Neuroscientist Andrew Newberg at Thomas Jefferson University, takes a slightly different approach, scanning the brains of people who pray. His work has shown that meditation activates the front part of the brain while slowing down activity in the area of the brain "responsible for giving us a sense of our orientation in space and time." That could account for the descriptions of the effects of meditation as losing a sense of space and time.
"The brain works in such a way that it makes religious and spiritual practices and beliefs very conducive to our way of working," he said.
In the case of the Midland City hostage, he outlined two perspectives.
"You could make the argument in this particular case that if you have various people in the community praying, a positive attitude can result in higher likelihood of doing well," he said. "You wind up doing things beneficial to the process; it could keep negotiators calmer, people thinking clearer. You can see where that could have an impact without necessarily the divine coming into that."
Others may say that God helped more directly.
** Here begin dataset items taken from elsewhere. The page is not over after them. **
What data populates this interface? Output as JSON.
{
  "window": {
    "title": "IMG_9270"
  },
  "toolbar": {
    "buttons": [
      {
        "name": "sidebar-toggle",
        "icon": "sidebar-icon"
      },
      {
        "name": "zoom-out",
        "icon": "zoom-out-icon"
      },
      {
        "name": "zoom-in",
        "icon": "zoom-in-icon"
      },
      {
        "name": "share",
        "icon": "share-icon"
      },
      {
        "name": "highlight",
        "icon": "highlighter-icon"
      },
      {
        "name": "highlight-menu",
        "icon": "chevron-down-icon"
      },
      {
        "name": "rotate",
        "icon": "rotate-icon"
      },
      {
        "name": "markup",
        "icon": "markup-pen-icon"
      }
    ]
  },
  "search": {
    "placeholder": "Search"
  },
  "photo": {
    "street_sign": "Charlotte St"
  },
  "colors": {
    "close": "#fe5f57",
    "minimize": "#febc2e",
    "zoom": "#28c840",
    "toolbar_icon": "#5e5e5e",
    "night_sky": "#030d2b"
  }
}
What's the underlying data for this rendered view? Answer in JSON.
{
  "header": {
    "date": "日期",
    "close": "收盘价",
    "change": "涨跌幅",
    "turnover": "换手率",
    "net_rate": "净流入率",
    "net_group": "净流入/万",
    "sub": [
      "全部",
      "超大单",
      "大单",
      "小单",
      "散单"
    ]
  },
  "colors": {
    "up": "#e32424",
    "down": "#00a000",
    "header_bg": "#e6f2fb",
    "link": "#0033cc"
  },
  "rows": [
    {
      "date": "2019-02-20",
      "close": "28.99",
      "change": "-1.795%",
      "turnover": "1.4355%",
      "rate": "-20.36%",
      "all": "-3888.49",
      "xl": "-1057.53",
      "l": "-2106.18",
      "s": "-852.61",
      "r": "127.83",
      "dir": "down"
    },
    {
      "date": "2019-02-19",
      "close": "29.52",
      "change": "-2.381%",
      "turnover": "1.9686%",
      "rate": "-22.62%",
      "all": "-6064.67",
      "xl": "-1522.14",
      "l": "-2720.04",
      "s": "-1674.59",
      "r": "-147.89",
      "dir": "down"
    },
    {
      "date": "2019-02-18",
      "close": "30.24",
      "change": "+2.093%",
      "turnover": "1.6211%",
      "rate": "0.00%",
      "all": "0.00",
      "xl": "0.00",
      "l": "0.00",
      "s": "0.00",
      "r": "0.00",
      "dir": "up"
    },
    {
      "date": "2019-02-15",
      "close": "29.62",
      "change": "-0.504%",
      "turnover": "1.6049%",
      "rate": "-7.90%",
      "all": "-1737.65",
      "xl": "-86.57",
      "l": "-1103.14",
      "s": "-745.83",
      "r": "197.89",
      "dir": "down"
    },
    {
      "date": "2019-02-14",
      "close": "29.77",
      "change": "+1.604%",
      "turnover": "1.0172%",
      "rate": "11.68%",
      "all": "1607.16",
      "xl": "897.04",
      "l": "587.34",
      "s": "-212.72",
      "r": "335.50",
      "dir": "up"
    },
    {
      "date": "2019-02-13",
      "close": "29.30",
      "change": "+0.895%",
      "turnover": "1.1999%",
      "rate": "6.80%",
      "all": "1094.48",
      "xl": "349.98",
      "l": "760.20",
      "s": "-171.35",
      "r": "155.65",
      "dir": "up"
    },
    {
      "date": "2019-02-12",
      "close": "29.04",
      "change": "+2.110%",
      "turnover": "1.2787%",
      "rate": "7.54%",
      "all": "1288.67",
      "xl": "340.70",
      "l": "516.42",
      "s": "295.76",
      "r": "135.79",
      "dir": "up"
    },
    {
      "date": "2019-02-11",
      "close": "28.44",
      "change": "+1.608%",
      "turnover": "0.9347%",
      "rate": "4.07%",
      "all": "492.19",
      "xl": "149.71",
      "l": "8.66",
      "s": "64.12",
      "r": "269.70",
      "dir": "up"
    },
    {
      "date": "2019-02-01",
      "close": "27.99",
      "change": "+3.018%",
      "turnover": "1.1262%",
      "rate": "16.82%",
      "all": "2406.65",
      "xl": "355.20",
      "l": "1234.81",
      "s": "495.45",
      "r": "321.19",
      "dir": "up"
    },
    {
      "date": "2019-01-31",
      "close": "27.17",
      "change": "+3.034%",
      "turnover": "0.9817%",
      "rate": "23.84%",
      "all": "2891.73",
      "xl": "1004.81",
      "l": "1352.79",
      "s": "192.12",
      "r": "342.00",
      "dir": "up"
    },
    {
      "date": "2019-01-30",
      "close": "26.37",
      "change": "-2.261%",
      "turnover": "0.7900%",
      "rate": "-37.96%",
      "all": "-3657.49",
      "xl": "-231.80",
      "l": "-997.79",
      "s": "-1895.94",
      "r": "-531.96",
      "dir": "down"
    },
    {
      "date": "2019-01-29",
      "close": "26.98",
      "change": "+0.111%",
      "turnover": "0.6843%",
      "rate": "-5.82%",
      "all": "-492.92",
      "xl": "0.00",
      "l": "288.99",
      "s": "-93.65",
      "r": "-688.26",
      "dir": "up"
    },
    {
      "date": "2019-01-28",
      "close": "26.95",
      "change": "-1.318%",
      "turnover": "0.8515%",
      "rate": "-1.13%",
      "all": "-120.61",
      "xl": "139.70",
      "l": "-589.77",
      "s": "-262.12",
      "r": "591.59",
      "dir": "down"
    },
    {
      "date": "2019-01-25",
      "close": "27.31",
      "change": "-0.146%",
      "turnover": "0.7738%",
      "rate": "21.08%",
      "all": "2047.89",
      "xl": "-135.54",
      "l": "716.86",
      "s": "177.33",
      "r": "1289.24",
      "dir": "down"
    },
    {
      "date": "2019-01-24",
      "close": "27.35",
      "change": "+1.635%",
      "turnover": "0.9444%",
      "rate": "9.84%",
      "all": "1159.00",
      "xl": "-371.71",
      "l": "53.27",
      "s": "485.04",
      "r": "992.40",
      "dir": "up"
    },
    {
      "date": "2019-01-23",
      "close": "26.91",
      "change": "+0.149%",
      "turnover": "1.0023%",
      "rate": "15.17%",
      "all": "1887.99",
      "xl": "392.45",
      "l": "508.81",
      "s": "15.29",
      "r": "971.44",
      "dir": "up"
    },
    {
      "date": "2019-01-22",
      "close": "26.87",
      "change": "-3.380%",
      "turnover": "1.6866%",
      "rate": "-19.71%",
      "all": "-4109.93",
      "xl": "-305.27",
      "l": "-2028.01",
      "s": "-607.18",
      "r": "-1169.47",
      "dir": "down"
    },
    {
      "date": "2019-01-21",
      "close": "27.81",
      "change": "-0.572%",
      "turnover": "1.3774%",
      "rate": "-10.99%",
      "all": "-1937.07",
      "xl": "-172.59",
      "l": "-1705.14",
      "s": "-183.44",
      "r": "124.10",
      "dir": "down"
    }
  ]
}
"Even if you accept that, or accept the possibility that those kind of effects can happen, there's still the question of, 'How does it happen?'" he said. "Is it that the human brain is able to some pretty amazing things, or is it actually invoking God to come down and help out? It's very hard to prove one way or another."
Most Americans, however, don't represent the general consensus among scientists: according to a 2010 USA TODAY/Gallup Poll of 1,000 adults, 92 percent say there is a God and 83 percent believe that God answers prayers.